Should grains be included in a dog's diet? How much protein is ideal? In her 2014 study, Kristyn Souliere of the University of Maine compares various commercial dog foods to identify the optimal nutritional balance for adult dog health and maintenance.
First, some background on dogs...
"The dog is a subspecies of the grey wolf as Canis lupus familiaris, and classified in the order as Carnivora," says Souliere. "Despite public belief, the dog is in fact not a true carnivore; the dog is an indifferent omnivore.

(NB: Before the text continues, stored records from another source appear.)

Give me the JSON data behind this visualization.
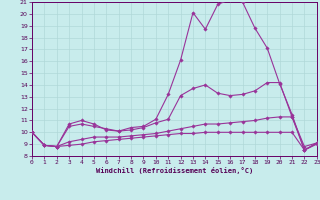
{
  "title": "",
  "xlabel": "Windchill (Refroidissement éolien,°C)",
  "ylabel": "",
  "bg_color": "#c8ecec",
  "grid_color": "#b0d8d8",
  "line_color": "#993399",
  "ylim": [
    8,
    21
  ],
  "xlim": [
    0,
    23
  ],
  "yticks": [
    8,
    9,
    10,
    11,
    12,
    13,
    14,
    15,
    16,
    17,
    18,
    19,
    20,
    21
  ],
  "xticks": [
    0,
    1,
    2,
    3,
    4,
    5,
    6,
    7,
    8,
    9,
    10,
    11,
    12,
    13,
    14,
    15,
    16,
    17,
    18,
    19,
    20,
    21,
    22,
    23
  ],
  "lines": [
    [
      10.0,
      8.9,
      8.8,
      10.7,
      11.0,
      10.7,
      10.2,
      10.1,
      10.4,
      10.5,
      11.1,
      13.2,
      16.1,
      20.1,
      18.7,
      20.8,
      21.2,
      21.0,
      18.8,
      17.1,
      14.1,
      11.5,
      8.5,
      9.1
    ],
    [
      10.0,
      8.9,
      8.8,
      10.5,
      10.7,
      10.5,
      10.3,
      10.1,
      10.2,
      10.4,
      10.8,
      11.1,
      13.1,
      13.7,
      14.0,
      13.3,
      13.1,
      13.2,
      13.5,
      14.2,
      14.2,
      11.3,
      8.8,
      9.1
    ],
    [
      10.0,
      8.9,
      8.8,
      9.2,
      9.4,
      9.6,
      9.6,
      9.6,
      9.7,
      9.8,
      9.9,
      10.1,
      10.3,
      10.5,
      10.7,
      10.7,
      10.8,
      10.9,
      11.0,
      11.2,
      11.3,
      11.3,
      8.5,
      9.1
    ],
    [
      10.0,
      8.9,
      8.8,
      8.9,
      9.0,
      9.2,
      9.3,
      9.4,
      9.5,
      9.6,
      9.7,
      9.8,
      9.9,
      9.9,
      10.0,
      10.0,
      10.0,
      10.0,
      10.0,
      10.0,
      10.0,
      10.0,
      8.5,
      9.0
    ]
  ]
}
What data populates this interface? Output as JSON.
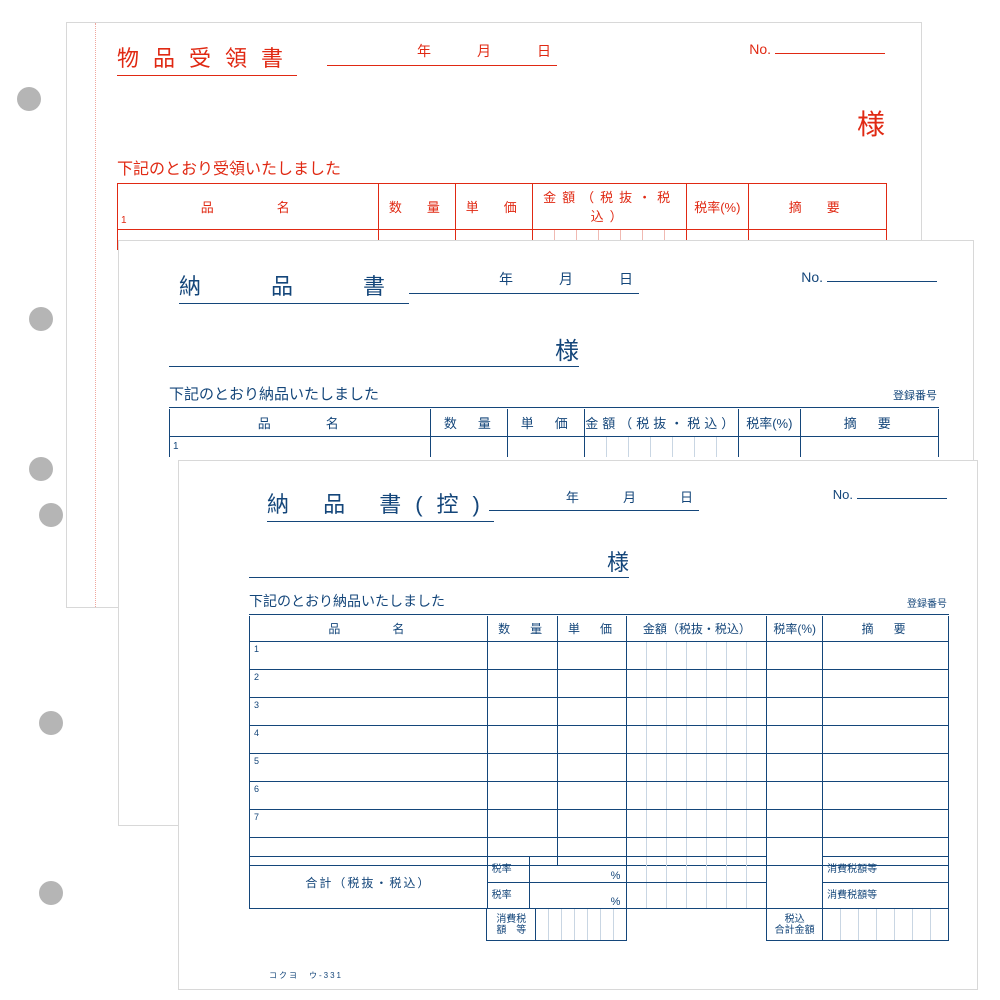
{
  "product_code": "コクヨ　ウ-331",
  "columns": {
    "name": "品　　　名",
    "qty": "数　量",
    "unit_price": "単　価",
    "amount": "金額（税抜・税込）",
    "tax_rate": "税率(%)",
    "remarks": "摘　要"
  },
  "date_labels": {
    "year": "年",
    "month": "月",
    "day": "日"
  },
  "no_label": "No.",
  "sama": "様",
  "reg_no": "登録番号",
  "slip1": {
    "title": "物品受領書",
    "statement": "下記のとおり受領いたしました",
    "color": "#e02913",
    "row_count": 1
  },
  "slip2": {
    "title": "納　品　書",
    "statement": "下記のとおり納品いたしました",
    "color": "#14467a",
    "row_count": 1
  },
  "slip3": {
    "title": "納 品 書(控)",
    "statement": "下記のとおり納品いたしました",
    "color": "#14467a",
    "row_count": 7,
    "totals_label": "合計（税抜・税込）",
    "tax_rate_label": "税率",
    "percent": "%",
    "consumption_tax": "消費税額等",
    "consumption_tax_multiline": "消費税\n額　等",
    "tax_included_total": "税込\n合計金額"
  },
  "col_widths": {
    "name_pct": 34,
    "qty_pct": 10,
    "price_pct": 10,
    "amount_pct": 20,
    "rate_pct": 8,
    "remarks_pct": 18
  }
}
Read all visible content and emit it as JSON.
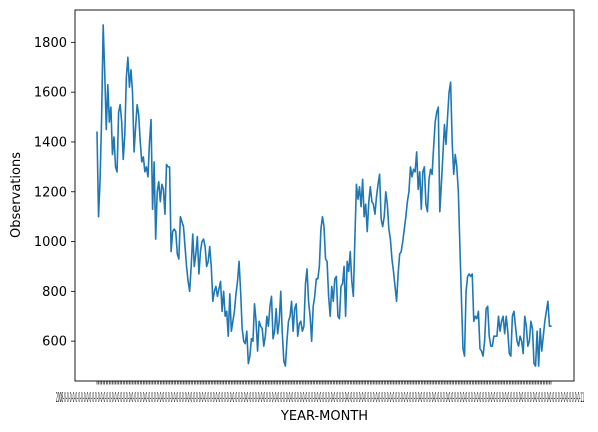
{
  "chart_data": {
    "type": "line",
    "title": "",
    "xlabel": "YEAR-MONTH",
    "ylabel": "Observations",
    "ylim": [
      440,
      1930
    ],
    "yticks": [
      600,
      800,
      1000,
      1200,
      1400,
      1600,
      1800
    ],
    "grid": false,
    "legend": "none",
    "line_color": "#1f77b4",
    "xtick_label_overlap_text": "2008-0-0-0-0-0-0-0-0-0-0-0-0-0-0-0-0-0-0-0-0-0-0-0-0-0-0-0-0-0-0-0-0-0-0-0-0-0-0-0-0-0-0-0-0-0-0-0-0-0-0-0-0-0-0-0-0-0-0-0-0-0-0-0-0-0-0-0-0-0-0-0-0-0-0-0-0-0-0-0-0-0-0-0-0-0-0-0-0-0-0-0-0-0-0-0-0-0-0-0-0-0-0-0-0-0-0-0-0-0-0-0-0-0-0-0-0-0-0-0-0-0-0-0-0-0-0-0-0-0-0-0-0-0-0-0-0-0-0-0-0-0-0-0-0-0-0-0-0-0-0-0-0-0-0-0-0-0-0-0-0-0-0-0-0-0-0-0-0-0-0-0-0-0-0-0-0-0-0-0-0-0-0-0-0-11",
    "series": [
      {
        "values": [
          1440,
          1100,
          1250,
          1500,
          1870,
          1680,
          1450,
          1630,
          1480,
          1540,
          1350,
          1420,
          1300,
          1280,
          1520,
          1550,
          1480,
          1330,
          1430,
          1660,
          1740,
          1620,
          1690,
          1600,
          1360,
          1460,
          1550,
          1510,
          1400,
          1320,
          1340,
          1280,
          1300,
          1260,
          1400,
          1490,
          1130,
          1320,
          1010,
          1200,
          1240,
          1160,
          1230,
          1210,
          1110,
          1310,
          1300,
          1300,
          960,
          1040,
          1050,
          1040,
          950,
          930,
          1100,
          1080,
          1060,
          980,
          900,
          840,
          800,
          900,
          1030,
          900,
          950,
          1020,
          870,
          960,
          1000,
          1010,
          980,
          900,
          920,
          980,
          900,
          760,
          800,
          820,
          780,
          810,
          840,
          720,
          800,
          700,
          720,
          620,
          790,
          640,
          680,
          720,
          790,
          840,
          920,
          800,
          650,
          600,
          590,
          640,
          510,
          540,
          610,
          600,
          750,
          680,
          560,
          680,
          660,
          650,
          580,
          620,
          700,
          660,
          740,
          780,
          610,
          640,
          730,
          630,
          680,
          800,
          630,
          520,
          500,
          600,
          680,
          700,
          760,
          640,
          730,
          750,
          620,
          670,
          680,
          640,
          660,
          830,
          890,
          760,
          700,
          600,
          740,
          780,
          850,
          850,
          900,
          1050,
          1100,
          1060,
          930,
          920,
          780,
          700,
          820,
          760,
          850,
          860,
          700,
          690,
          820,
          830,
          900,
          700,
          920,
          880,
          960,
          840,
          780,
          1010,
          1230,
          1170,
          1220,
          1140,
          1250,
          1100,
          1150,
          1040,
          1160,
          1220,
          1160,
          1150,
          1110,
          1180,
          1230,
          1270,
          1090,
          1060,
          1100,
          1200,
          1150,
          1050,
          1010,
          930,
          880,
          820,
          760,
          870,
          950,
          960,
          1000,
          1050,
          1100,
          1160,
          1200,
          1300,
          1260,
          1290,
          1280,
          1360,
          1210,
          1280,
          1130,
          1280,
          1300,
          1150,
          1120,
          1250,
          1290,
          1270,
          1380,
          1480,
          1520,
          1540,
          1120,
          1230,
          1350,
          1470,
          1390,
          1500,
          1600,
          1640,
          1400,
          1270,
          1350,
          1300,
          1200,
          980,
          770,
          570,
          540,
          800,
          860,
          870,
          860,
          870,
          680,
          700,
          690,
          720,
          570,
          560,
          540,
          600,
          730,
          740,
          620,
          580,
          580,
          620,
          620,
          620,
          700,
          640,
          680,
          700,
          630,
          700,
          640,
          550,
          540,
          700,
          720,
          660,
          600,
          580,
          620,
          600,
          550,
          700,
          660,
          580,
          600,
          680,
          650,
          510,
          500,
          640,
          500,
          650,
          560,
          620,
          680,
          720,
          760,
          660,
          660
        ]
      }
    ]
  }
}
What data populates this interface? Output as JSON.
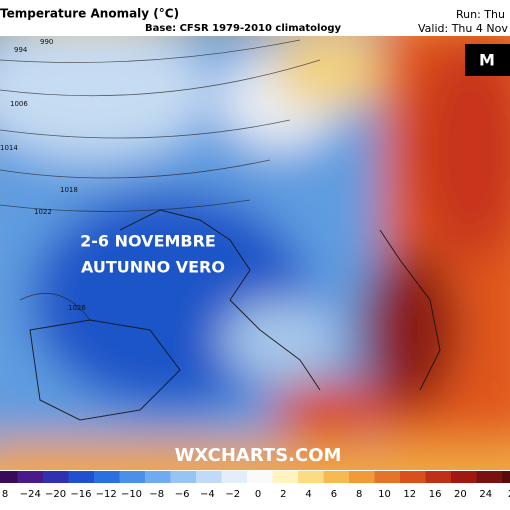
{
  "header": {
    "title": "Temperature Anomaly (°C)",
    "base": "Base: CFSR 1979-2010 climatology",
    "run": "Run: Thu",
    "valid": "Valid: Thu 4 Nov"
  },
  "logo": "M",
  "overlay": {
    "line1": "2-6 NOVEMBRE",
    "line2": "AUTUNNO VERO",
    "watermark": "WXCHARTS.COM"
  },
  "isobars": [
    "990",
    "994",
    "1006",
    "1014",
    "1018",
    "1022",
    "1026"
  ],
  "colorbar": [
    "8",
    "−24",
    "−20",
    "−16",
    "−12",
    "−10",
    "−8",
    "−6",
    "−4",
    "−2",
    "0",
    "2",
    "4",
    "6",
    "8",
    "10",
    "12",
    "16",
    "20",
    "24",
    "2"
  ]
}
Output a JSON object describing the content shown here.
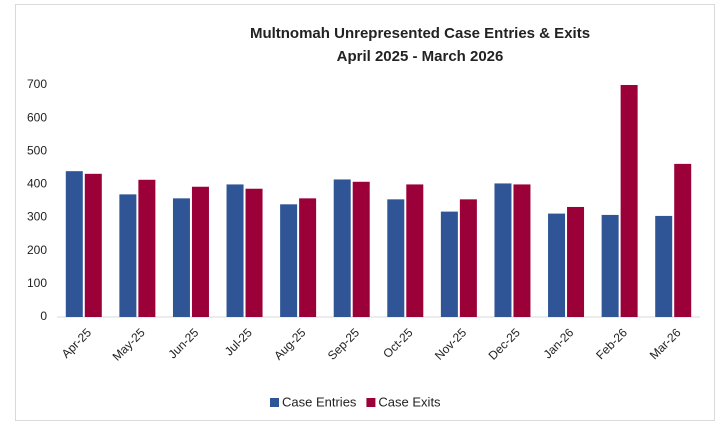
{
  "chart_data": {
    "type": "bar",
    "title": "Multnomah Unrepresented Case Entries & Exits",
    "subtitle": "April 2025 - March 2026",
    "categories": [
      "Apr-25",
      "May-25",
      "Jun-25",
      "Jul-25",
      "Aug-25",
      "Sep-25",
      "Oct-25",
      "Nov-25",
      "Dec-25",
      "Jan-26",
      "Feb-26",
      "Mar-26"
    ],
    "series": [
      {
        "name": "Case Entries",
        "color": "#2f5597",
        "values": [
          440,
          370,
          358,
          400,
          340,
          415,
          355,
          318,
          403,
          312,
          308,
          305
        ]
      },
      {
        "name": "Case Exits",
        "color": "#9b0039",
        "values": [
          432,
          414,
          393,
          387,
          358,
          408,
          400,
          355,
          400,
          332,
          700,
          462
        ]
      }
    ],
    "ylim": [
      0,
      700
    ],
    "yticks": [
      0,
      100,
      200,
      300,
      400,
      500,
      600,
      700
    ],
    "grid": false,
    "legend": "bottom"
  }
}
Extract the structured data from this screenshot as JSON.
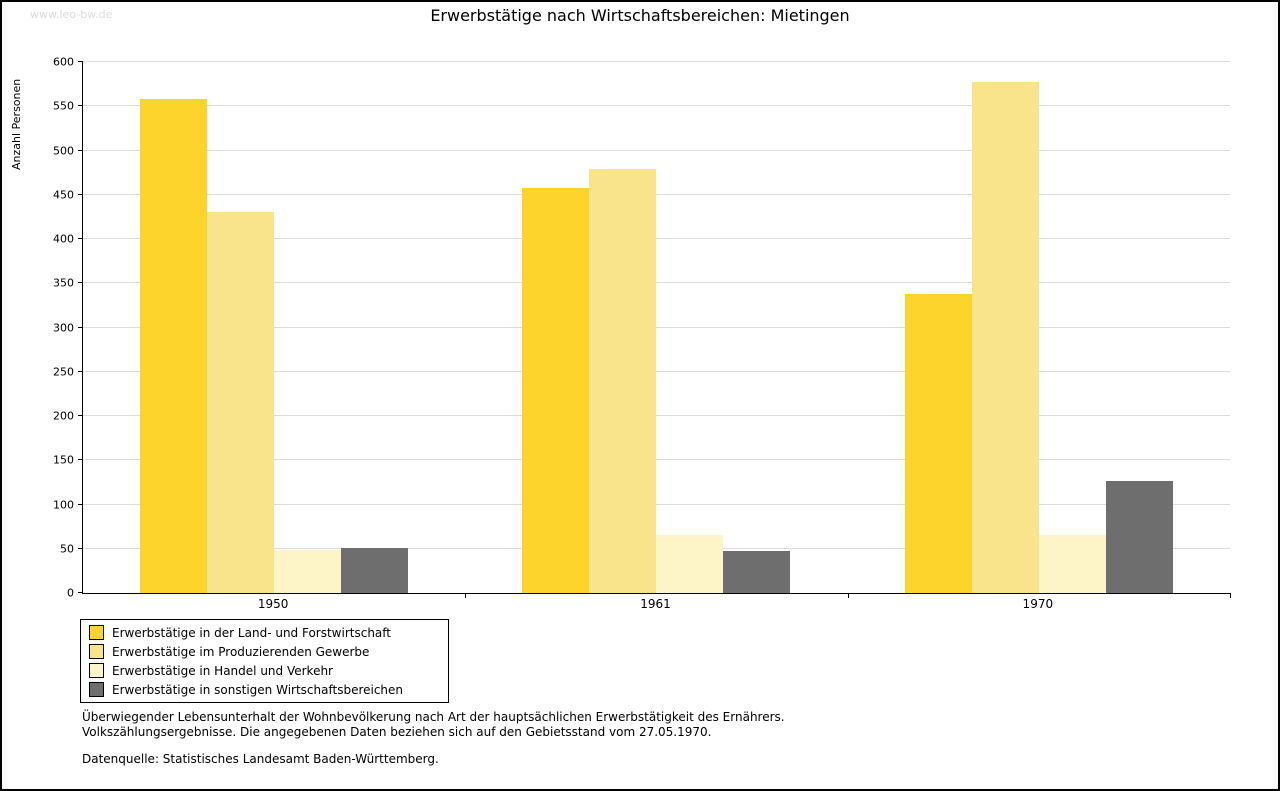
{
  "watermark": "www.leo-bw.de",
  "chart_data": {
    "type": "bar",
    "title": "Erwerbstätige nach Wirtschaftsbereichen: Mietingen",
    "xlabel": "",
    "ylabel": "Anzahl Personen",
    "ylim": [
      0,
      600
    ],
    "yticks": [
      0,
      50,
      100,
      150,
      200,
      250,
      300,
      350,
      400,
      450,
      500,
      550,
      600
    ],
    "grid": true,
    "legend_position": "bottom-left",
    "categories": [
      "1950",
      "1961",
      "1970"
    ],
    "series": [
      {
        "name": "Erwerbstätige in der Land- und Forstwirtschaft",
        "color": "#FCD42C",
        "values": [
          558,
          458,
          338
        ]
      },
      {
        "name": "Erwerbstätige im Produzierenden Gewerbe",
        "color": "#F9E48B",
        "values": [
          430,
          479,
          577
        ]
      },
      {
        "name": "Erwerbstätige in Handel und Verkehr",
        "color": "#FDF4C8",
        "values": [
          49,
          66,
          66
        ]
      },
      {
        "name": "Erwerbstätige in sonstigen Wirtschaftsbereichen",
        "color": "#6E6E6E",
        "values": [
          51,
          48,
          127
        ]
      }
    ]
  },
  "footnotes": [
    "Überwiegender Lebensunterhalt der Wohnbevölkerung nach Art der hauptsächlichen Erwerbstätigkeit des Ernährers.",
    "Volkszählungsergebnisse. Die angegebenen Daten beziehen sich auf den Gebietsstand vom 27.05.1970.",
    "Datenquelle: Statistisches Landesamt Baden-Württemberg."
  ]
}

This means that dogs have carnivorous traits with sharp teeth and meat drive, but also have the omnivore digestive traits with an ability to break down carbohydrate feeds."
She points to trends in processed dog foods, including increased disease rates over the past 50 years, prevalent recalls, and the rise of grain-free diets, which coincide as the pet food industry shifts farther towards cheap, processed meat.
Effects on the Kidneys
"[The kidneys] can be affected by high protein with a low or a grain-free diet, which can cause azotemia (elevation of nitrogen-containing compounds in the blood) or uremia (inability of the kidneys to remove wastes from the blood)," says Souliere. She compares brands like Holistic Blend, containing 42% protein, and Natural Balance, containing 24% protein, to demonstrate that a protein level higher than that required for maintenance is potentially quite harmful. To provide a lower protein content, she concludes, healthy grains should be included in the diet for optimal kidney health.
Digestibility and Usage of Grains
Due to the presence of amylase, an enzyme produced in the pancreas to digest starch in the small intestine, dogs are able to utilize grains effectively as an energy source. "[Grains have] been shown to have many beneficial effects on the gastrointestinal system, especially improving the gastrointestinal health of dogs that have kidney disease. Studies have shown that adding grain into the diet will cause more successful utilization of blood urea as a source of nitrogen for microbial growth in the colon."